I have tried to pinpoint what it was that so moved me, but it was ephemeral. I can’t quite capture it in writing but here I am trying.

I think part of it was just a simple act of kindness from a PA who went out of her way after hours to care for us, and to receive kindness from a place of deep pain is such a robust reminder of how goodness can be found in badness. Cancer is bad, but PAs who pray are so very good.

Kim says they could have treated Rick like patient A whose charts read “leukemia”, but they didn’t. They saw more than a name and a disease. They saw a husband and a father and a human being. That holy hush over the ICU was a recognition of humanity, that we are more than disease and white coats and labels. We are tired doctors, kind PAs, loving wife, scared son, and faithful friends. Cancer can’t tell our human stories, only we can.

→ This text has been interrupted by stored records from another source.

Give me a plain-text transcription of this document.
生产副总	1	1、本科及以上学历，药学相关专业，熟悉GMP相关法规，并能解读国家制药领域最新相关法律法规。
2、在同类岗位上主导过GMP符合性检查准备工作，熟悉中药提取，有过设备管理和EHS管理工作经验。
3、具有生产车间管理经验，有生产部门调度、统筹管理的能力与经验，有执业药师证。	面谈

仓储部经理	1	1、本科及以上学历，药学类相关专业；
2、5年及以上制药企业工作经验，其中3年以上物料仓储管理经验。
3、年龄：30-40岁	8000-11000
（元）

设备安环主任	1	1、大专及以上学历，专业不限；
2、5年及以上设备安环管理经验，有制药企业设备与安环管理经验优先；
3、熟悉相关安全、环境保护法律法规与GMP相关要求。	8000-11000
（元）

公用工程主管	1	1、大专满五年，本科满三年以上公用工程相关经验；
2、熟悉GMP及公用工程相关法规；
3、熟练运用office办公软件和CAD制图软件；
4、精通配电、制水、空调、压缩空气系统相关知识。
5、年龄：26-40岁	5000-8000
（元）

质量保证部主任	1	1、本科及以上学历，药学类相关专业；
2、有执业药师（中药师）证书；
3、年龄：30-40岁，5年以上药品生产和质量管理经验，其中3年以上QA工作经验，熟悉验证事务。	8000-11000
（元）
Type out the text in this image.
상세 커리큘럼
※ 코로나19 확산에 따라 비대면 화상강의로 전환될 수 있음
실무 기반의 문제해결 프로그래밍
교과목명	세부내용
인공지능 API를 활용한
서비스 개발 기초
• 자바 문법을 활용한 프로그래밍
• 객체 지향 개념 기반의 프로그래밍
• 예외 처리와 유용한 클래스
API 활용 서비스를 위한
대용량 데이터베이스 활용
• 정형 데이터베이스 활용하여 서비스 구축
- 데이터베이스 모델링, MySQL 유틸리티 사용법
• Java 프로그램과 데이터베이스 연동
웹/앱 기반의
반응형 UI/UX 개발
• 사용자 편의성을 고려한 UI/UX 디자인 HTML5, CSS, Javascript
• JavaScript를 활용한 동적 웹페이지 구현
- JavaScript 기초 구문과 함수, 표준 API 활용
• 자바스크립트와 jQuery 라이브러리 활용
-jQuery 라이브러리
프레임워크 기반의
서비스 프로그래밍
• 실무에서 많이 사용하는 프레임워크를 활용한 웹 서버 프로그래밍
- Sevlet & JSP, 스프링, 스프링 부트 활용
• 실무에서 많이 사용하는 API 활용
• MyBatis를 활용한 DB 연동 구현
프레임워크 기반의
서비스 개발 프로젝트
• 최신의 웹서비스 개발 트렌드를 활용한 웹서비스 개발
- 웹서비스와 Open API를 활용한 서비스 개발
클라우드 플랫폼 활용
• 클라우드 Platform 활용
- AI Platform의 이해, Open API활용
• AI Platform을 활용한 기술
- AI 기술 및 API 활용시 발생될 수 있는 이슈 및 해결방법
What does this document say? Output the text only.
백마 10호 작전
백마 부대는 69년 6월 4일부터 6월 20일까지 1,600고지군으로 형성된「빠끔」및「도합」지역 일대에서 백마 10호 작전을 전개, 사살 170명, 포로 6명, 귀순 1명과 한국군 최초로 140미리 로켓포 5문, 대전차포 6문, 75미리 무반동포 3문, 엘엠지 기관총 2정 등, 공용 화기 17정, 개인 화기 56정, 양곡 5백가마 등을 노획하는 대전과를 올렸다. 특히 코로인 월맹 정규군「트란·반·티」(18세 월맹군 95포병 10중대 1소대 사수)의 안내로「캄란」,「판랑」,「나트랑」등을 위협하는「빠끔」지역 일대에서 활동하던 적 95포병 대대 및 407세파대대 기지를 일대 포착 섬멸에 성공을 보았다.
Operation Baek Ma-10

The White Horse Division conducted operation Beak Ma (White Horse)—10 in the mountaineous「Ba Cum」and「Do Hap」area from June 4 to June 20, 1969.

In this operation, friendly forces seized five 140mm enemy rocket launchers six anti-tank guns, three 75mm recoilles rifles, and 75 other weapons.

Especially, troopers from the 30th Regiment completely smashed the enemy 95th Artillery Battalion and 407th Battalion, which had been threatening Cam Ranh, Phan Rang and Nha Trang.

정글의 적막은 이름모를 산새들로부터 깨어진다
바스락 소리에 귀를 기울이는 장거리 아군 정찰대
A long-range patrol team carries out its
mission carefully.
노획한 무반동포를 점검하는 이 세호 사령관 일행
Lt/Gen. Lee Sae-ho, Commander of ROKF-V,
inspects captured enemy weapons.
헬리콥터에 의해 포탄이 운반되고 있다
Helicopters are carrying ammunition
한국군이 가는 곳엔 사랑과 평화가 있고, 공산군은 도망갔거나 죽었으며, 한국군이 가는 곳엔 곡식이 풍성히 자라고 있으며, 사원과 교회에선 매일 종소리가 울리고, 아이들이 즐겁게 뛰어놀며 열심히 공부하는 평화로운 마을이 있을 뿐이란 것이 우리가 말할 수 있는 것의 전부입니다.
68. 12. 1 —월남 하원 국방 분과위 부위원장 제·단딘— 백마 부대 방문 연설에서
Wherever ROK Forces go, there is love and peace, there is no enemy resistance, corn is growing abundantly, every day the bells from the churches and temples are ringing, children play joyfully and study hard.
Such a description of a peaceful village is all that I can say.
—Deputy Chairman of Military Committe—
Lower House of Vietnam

Dr. Yang’s humility bowled me over. A doctor with medical degrees from both Harvard and MIT. A strong woman equipped with the latest scientific training from the brightest minds—finds no tension to create space for the work of the divine. “The gods will help, and I will do my best to save him,” she promises.

We come from different geographical and spiritual locations. But right here in the ICU of Kaohsiung Yuan Hospital, we were bound by one thing: the suffering of disease, grief, and pain. None of us wanted to be there. Whether it was the Christian God, the temple gods, or fate that weaved our stories together, our connection forever changed me—a small miracle erupting in the middle of the sterile ICU waiting room.

We need Rick to come home. And we’ll take all the miracles we can get.